At McKenzie Mortuary Services, the phones never stop ringing. As owner Ken McKenzie welcomes families in mourning, workers are busy collecting faxes, calling cemeteries and making orders.
In a back room, embalmed bodies in boxes are stacked on top of each other. The stack is only a few feet shy of the ceiling. The mortuary’s former music room has been converted into storage space for overflow. Out back, a 20-foot refrigerated unit holds more bodies.
It’s the third unit that McKenzie has had to order since the pandemic began.
“After 34 years, I’ve never seen anything like this,” McKenzie said. “We’re seeing multiple families being wiped out.”
He’s handled 138 cases in 15 days. He hasn’t taken any new clients in the past week because of their backlog. People who died in the first week of January are just now being cremated.
Earlier this year, he worked with a family that lost six people in two weeks.

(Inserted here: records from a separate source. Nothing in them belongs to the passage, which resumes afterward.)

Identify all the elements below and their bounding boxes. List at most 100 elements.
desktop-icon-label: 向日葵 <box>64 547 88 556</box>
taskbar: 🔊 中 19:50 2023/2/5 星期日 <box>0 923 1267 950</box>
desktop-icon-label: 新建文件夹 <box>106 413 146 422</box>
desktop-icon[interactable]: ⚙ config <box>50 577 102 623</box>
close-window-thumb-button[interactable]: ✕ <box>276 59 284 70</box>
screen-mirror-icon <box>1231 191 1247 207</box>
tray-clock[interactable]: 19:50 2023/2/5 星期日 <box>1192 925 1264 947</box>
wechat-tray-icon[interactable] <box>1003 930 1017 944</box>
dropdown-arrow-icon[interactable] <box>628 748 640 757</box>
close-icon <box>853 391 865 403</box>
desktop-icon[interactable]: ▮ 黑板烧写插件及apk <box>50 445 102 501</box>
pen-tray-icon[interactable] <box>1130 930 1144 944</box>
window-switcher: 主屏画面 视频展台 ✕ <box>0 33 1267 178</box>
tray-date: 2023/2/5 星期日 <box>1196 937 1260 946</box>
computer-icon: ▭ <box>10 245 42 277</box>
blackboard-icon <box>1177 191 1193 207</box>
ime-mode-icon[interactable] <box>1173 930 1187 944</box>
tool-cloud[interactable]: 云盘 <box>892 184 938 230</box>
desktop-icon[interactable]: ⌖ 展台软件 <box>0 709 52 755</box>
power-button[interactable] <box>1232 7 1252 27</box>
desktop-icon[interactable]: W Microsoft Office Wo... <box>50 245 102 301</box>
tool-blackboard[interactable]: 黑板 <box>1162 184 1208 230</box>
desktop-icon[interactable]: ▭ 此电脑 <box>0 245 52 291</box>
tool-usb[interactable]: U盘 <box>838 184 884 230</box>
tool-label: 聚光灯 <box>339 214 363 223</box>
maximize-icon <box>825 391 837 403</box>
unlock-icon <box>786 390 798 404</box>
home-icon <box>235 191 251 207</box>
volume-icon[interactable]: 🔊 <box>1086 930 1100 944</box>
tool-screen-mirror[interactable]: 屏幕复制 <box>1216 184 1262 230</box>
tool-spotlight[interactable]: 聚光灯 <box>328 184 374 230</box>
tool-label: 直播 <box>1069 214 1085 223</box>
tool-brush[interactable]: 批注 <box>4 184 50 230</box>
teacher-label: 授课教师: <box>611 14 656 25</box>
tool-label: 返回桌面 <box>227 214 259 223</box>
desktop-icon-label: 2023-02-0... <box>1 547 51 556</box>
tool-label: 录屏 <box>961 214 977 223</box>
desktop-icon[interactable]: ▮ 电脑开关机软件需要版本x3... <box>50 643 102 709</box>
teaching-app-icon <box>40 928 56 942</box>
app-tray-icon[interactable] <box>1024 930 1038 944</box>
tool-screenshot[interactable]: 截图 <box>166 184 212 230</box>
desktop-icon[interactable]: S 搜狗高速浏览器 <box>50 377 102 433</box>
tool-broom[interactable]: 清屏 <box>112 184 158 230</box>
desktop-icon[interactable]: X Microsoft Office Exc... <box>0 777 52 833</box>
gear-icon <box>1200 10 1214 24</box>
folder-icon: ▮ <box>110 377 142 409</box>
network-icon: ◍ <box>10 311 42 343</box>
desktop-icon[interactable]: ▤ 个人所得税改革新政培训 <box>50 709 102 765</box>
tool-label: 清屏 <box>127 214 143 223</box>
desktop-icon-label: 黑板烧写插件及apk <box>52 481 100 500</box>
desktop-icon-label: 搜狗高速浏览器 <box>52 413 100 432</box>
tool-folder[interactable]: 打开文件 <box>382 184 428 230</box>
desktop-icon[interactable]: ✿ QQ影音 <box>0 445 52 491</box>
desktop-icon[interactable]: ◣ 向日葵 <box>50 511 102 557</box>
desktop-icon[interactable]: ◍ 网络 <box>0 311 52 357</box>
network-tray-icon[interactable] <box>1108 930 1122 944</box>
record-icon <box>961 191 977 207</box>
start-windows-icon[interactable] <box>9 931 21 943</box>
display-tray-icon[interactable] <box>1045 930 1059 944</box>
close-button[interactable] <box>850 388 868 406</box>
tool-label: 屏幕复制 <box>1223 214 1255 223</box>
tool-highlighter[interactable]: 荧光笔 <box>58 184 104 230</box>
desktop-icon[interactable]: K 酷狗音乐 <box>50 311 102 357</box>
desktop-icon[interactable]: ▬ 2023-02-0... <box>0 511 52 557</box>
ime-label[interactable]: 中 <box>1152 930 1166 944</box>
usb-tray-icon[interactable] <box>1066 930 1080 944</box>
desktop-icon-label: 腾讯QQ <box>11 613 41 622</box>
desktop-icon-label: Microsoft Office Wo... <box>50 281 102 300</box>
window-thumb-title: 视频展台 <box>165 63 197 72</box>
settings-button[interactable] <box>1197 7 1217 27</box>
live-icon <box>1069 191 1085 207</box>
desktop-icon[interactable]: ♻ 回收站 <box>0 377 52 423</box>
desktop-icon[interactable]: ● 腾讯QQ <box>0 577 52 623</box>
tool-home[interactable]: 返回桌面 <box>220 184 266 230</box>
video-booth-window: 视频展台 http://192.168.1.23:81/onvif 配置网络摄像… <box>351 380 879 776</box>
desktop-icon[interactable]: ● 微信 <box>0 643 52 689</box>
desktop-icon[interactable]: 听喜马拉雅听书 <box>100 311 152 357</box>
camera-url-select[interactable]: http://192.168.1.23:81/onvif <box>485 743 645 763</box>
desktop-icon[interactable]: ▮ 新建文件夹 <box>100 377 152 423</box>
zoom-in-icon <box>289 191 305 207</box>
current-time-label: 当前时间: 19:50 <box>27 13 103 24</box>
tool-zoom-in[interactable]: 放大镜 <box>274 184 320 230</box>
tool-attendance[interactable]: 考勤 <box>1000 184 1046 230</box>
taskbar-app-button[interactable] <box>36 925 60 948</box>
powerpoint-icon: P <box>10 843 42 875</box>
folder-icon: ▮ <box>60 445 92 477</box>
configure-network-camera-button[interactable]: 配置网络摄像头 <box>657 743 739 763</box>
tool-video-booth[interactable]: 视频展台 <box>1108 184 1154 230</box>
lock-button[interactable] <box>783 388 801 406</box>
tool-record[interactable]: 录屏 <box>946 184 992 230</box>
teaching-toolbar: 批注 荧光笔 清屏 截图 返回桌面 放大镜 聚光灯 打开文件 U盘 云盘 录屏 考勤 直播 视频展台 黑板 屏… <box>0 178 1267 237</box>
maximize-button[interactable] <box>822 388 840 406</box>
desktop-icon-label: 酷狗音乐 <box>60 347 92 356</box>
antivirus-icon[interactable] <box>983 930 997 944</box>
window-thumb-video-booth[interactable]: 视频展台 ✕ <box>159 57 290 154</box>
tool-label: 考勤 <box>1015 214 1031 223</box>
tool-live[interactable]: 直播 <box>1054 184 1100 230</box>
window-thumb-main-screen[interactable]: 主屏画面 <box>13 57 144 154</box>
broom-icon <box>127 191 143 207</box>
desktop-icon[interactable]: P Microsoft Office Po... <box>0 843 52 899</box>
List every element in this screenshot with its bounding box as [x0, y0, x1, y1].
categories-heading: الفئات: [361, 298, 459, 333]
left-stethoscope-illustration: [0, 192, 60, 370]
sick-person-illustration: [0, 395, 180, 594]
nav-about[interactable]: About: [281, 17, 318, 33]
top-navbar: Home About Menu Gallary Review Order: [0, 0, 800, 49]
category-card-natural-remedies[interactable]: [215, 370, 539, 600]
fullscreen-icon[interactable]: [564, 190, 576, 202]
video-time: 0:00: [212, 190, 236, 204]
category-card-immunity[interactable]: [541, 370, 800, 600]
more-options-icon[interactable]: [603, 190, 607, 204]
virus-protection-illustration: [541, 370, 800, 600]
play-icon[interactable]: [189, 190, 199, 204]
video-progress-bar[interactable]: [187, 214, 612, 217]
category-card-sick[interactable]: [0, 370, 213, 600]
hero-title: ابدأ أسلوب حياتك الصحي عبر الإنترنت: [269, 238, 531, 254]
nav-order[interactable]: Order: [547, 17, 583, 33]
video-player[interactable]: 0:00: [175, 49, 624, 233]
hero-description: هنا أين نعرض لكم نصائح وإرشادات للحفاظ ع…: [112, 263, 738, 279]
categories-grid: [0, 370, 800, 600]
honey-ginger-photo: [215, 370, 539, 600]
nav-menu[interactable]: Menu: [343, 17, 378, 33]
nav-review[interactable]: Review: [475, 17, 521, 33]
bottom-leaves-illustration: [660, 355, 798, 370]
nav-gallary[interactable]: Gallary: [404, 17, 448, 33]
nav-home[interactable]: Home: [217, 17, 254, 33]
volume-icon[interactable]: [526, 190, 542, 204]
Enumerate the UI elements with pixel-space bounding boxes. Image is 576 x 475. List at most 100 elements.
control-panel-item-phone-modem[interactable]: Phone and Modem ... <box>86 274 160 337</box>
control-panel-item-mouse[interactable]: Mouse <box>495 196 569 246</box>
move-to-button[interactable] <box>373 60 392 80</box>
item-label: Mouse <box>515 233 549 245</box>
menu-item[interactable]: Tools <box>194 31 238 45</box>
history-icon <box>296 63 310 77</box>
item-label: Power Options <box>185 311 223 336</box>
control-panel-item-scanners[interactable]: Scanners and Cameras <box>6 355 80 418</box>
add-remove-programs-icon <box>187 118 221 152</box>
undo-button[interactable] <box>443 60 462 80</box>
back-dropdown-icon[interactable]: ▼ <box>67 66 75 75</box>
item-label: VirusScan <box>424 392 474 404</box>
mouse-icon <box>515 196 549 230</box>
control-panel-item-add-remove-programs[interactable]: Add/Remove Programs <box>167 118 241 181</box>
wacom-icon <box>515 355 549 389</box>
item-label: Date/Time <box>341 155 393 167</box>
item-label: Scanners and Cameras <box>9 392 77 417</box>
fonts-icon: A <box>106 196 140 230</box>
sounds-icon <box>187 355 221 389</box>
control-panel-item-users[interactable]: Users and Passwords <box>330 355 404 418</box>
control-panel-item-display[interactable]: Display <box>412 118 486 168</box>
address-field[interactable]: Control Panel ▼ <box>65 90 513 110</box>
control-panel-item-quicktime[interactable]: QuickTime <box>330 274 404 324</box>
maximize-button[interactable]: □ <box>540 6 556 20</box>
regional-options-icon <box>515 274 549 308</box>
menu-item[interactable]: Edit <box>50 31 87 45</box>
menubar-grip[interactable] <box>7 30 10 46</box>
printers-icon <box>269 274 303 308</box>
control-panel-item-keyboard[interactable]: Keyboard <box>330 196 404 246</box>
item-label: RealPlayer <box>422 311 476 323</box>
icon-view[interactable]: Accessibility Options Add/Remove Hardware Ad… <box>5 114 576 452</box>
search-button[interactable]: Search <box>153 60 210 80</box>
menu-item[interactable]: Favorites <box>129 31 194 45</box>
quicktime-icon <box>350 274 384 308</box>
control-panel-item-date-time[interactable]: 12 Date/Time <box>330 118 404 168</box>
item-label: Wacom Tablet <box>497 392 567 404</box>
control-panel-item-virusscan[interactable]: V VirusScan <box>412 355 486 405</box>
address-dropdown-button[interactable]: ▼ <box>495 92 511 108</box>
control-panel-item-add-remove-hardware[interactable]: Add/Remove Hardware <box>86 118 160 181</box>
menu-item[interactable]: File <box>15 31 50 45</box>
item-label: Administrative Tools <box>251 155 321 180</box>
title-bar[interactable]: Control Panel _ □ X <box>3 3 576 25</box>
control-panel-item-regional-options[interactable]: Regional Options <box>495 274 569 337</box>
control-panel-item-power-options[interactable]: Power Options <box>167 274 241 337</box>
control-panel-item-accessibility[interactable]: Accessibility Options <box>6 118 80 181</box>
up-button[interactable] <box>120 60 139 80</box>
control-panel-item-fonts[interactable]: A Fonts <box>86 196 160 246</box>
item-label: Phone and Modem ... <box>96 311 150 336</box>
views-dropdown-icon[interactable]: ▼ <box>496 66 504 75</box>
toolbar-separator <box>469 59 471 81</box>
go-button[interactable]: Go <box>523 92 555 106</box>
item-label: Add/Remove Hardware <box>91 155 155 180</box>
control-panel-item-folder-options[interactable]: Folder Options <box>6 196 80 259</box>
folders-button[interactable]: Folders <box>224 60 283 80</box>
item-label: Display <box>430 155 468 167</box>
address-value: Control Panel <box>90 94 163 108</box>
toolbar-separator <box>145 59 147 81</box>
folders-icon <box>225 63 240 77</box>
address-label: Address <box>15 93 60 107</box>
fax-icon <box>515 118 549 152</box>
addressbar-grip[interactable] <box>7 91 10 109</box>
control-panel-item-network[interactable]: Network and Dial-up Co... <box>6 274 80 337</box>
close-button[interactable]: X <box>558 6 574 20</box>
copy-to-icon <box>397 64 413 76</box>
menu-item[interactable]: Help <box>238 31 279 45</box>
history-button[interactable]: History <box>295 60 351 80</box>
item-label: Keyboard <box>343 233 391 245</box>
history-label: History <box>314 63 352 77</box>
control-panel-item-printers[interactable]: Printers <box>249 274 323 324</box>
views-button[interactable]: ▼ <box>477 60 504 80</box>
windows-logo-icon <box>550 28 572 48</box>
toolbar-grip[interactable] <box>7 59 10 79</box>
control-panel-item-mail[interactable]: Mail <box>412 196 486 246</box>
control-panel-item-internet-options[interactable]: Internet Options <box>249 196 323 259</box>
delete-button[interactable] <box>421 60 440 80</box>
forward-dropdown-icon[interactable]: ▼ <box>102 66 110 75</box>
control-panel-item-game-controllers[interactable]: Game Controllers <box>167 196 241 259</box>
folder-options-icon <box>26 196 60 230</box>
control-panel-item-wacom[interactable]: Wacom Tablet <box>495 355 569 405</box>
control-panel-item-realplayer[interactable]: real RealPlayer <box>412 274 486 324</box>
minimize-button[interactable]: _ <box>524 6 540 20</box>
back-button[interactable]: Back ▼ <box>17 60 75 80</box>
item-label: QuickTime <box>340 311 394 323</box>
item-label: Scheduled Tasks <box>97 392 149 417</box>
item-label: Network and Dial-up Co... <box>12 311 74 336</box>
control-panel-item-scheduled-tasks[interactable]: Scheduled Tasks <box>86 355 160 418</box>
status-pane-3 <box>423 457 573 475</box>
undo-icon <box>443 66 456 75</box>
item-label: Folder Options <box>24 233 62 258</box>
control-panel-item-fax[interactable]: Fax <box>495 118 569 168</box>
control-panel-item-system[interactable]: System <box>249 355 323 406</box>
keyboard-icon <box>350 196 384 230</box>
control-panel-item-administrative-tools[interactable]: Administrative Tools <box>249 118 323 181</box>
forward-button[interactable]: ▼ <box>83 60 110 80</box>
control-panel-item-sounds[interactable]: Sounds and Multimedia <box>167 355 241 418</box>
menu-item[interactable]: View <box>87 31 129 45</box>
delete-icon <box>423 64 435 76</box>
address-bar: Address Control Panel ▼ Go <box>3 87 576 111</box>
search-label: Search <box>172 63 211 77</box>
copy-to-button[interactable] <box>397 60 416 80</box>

“I’ve never cried in front of a family, but I broke down. I’ve never done that,” he said. “I can compose myself pretty well. There’s like an invisible seal so I don’t get involved, but it was too much.”
McKenzie first opened his mortuary in 1994 during the height of the AIDS epidemic. At the time, some mortuaries were hesitant to accept cases who died of AIDS, leaving their families with few options.
“That’s what really motivated me to open my own place and take anyone, no matter how they passed,” he said. A sign hung in a conference room bears the words “Celebrating Life.”
As COVID-19 case numbers and deaths reach staggering heights across the state, the local mortician has to do something he’s never been forced to do before: turn grieving families away.
“Imagine that you have someone in a convalescent home for months. You can’t touch them. You can’t hug them,” he said. “Then they die and you can’t find a place to take them.”
With his mortuary at capacity, he’s had to refer families to the coroner’s office to store bodies until he has the capacity to make funeral arrangements for new clients.
“The approach should be: I ask the family what they want, the date they want, where they want,” he said. “Now we’re having to find out what is available and piece it together.”
McKenzie’s isn’t the only mortuary facing this problem. On Sunday, Southland air-quality regulators lifted the cap on the number of bodies that local crematories could cremate. Crematoriums normally operate under a limit designed to reduce impacts on air quality.
Despite the move, McKenzie said the death rate is higher than the cremation rate he can keep up with.
“All the funeral homes are inundated,” he said. “Even the coroner’s offices are getting full, they have refrigerator trucks. Hospitals are full and they have refrigerated trucks.”
As of Jan. 15, more than 2,700 bodies were being stored at hospitals and the coroner’s office. Earlier this month, California National Guardsmen arrived in Los Angeles County to help the coroner process deaths.
The COVID-19 death toll crossed the 14,000 mark in LA County on Tuesday.
Health officials have warned in recent weeks that despite a leveling-off of hospital admissions, the numbers could rapidly climb again when people infected over the Christmas and New Year’s holidays begin to get sick enough to require medical care.
With at least 10% of COVID-19 patients requiring hospitalization, higher case numbers will translate into higher hospitalization numbers, and ultimately, more deaths.
Though the virus is known to have grave impacts on elderly and at-risk populations, McKenzie made sure to point out that he has organized funerals for cases across all age levels.
McKenzie urged residents to wear their masks and adhere to state and local health guidelines.
“The truth is in the pudding. Numbers don’t lie. If people are dying, and they’re in their 30s, what more do we need to hear?” he said. “They’re not coming home.”